Deux communications portaient sur les forums où les patients échangent sur leurs problématiques de santé. Elles soulignent l’importance de tenir compte des contextes de production de ces contenus. Élizabeth Vercher et Annelise Touboul, qui comparaient deux forums français visant le grand public (Doctissimo et Atoute), montrent que les logiques de production des contenus y sont très différentes, tout comme les règles de gestion et les modalités d’expression des usagers. Christine Thoër a présenté une étude réalisée avec Florence Millerand, Oliver Gignac et Valérie Orange sur différents forums sur les médicaments détournés. L’analyse met en évidence la coexistence dans les forums de différentes catégories de savoirs, la place occupée par les savoirs scientifiques étant plus ou moins importante. Les échanges favorisent la production de nouveaux savoirs sur les médicaments et leur utilisation ainsi que la diffusion et l’encadrement des pratiques.

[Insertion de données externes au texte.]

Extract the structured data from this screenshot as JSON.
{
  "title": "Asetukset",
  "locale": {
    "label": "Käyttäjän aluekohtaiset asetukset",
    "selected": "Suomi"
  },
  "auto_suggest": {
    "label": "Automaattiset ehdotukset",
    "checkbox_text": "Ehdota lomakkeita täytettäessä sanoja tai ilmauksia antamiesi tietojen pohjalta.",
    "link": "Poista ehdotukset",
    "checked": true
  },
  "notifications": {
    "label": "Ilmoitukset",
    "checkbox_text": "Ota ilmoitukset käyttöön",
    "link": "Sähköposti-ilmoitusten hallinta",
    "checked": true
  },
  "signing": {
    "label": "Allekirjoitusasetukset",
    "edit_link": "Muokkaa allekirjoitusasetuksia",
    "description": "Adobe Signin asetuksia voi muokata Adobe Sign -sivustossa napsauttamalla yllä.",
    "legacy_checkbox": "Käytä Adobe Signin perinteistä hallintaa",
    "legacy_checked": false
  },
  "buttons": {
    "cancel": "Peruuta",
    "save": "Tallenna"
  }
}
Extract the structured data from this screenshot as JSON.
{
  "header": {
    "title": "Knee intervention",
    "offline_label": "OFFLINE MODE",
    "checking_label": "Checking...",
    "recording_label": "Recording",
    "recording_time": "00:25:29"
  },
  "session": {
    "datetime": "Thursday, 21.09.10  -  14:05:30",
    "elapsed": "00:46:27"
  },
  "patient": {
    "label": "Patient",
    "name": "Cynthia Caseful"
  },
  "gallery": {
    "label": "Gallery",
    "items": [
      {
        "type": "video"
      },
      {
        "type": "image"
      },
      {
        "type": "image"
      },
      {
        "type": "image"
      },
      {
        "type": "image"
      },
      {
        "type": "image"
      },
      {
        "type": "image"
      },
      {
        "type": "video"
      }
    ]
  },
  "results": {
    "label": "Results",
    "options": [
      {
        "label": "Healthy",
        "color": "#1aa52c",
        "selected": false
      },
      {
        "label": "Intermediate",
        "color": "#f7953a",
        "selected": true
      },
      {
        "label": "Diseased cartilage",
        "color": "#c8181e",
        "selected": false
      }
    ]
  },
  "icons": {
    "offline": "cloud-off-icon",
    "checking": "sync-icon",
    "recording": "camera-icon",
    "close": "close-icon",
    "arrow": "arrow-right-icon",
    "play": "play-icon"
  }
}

Enfin, la communication de Nicolas Lechopier examinait les enjeux éthiques que pose la circulation des données personnelles de santé sur Internet. Celles-ci sont (et seront) de plus en plus présentes (dossier patient informatisé, divulgation de différentes informations par les patients eux-mêmes, etc.). Les problèmes viennent du fait qu’elles peuvent être récupérées et exploitées par différents acteurs (chercheurs, laboratoires pharmaceutiques, assureurs, employeurs) à des fins très différentes de celles pour lesquelles elles ont été publiées. Un des autres enjeux soulevés est celui de la non-représentativité des données récoltées en ligne, les internautes s’intéressant à la santé étant plus scolarisés que la moyenne. Cela pourrait être problématique si de plus en plus de recherches se font à partir d’Internet.
En bref, un colloque qui souligne l’intérêt de multiplier les moments de rencontre entre chercheurs de différents pays et de disciplines variées. Il serait en effet intéressant de développer des projets de recherche sur Internet et santé dans une approche comparative et multidisciplinaire.